Dzien wczesniej Bob podsluchal, jak ojciec ustalal z kims, ze skorzysta z jednego z malych samolotow nalezacych do wydawnictwa, by poleciec do Diamond Lake z jakas specjalna misja. Chlopiec zorientowal sie, ze sprawa zostala nagrana, ale umknelo jego uwagi przez kogo i o co dokladnie chodzilo.
– Jak w ogole cie przekonalem, bys pozwolil nam z toba poleciec? – dziwil sie Bob.
– Zadzialal twoj nieodparty czar – odparl pan Andrews. – Ten sam, ktorym zniewalasz wszystkie dziewczyny. – Poslal synowi spojrzenie pelne podziwu, po czym dodal srogim tonem: – I szczera obietnica, ze bedziecie pilnowac wlasnego nosa. Przypominam, ze to nie jest sprawa dla Trzech Detektywow.

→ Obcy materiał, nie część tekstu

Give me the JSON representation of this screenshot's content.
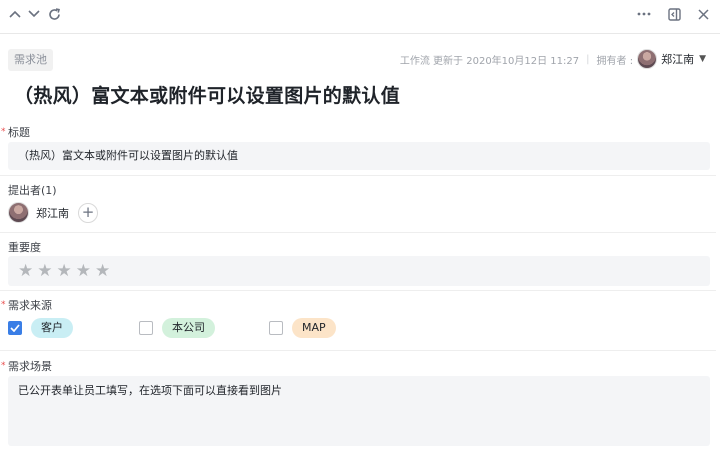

Chlopcy pamietali o tym. Od lat prowadzili wlasna polprofesjonalna agencje detektywistyczna – polprofesjonalna dlatego, ze byli niepelnoletni, pracowali bez stanowych licencji i nie mieli prawa pobierac oplat za wykonane zadania, jednakze nigdy nie mogli sie oprzec pokusie rozwiklania tajemniczej zagadki. Niedawno skonczyli po siedemnascie lat, a zdazyli juz rozwiazac wiele zawilych spraw, wyjasnic sporo dziwnych zdarzen i nawet oddac w rece sprawiedliwosci paru zlodziei i kanciarzy.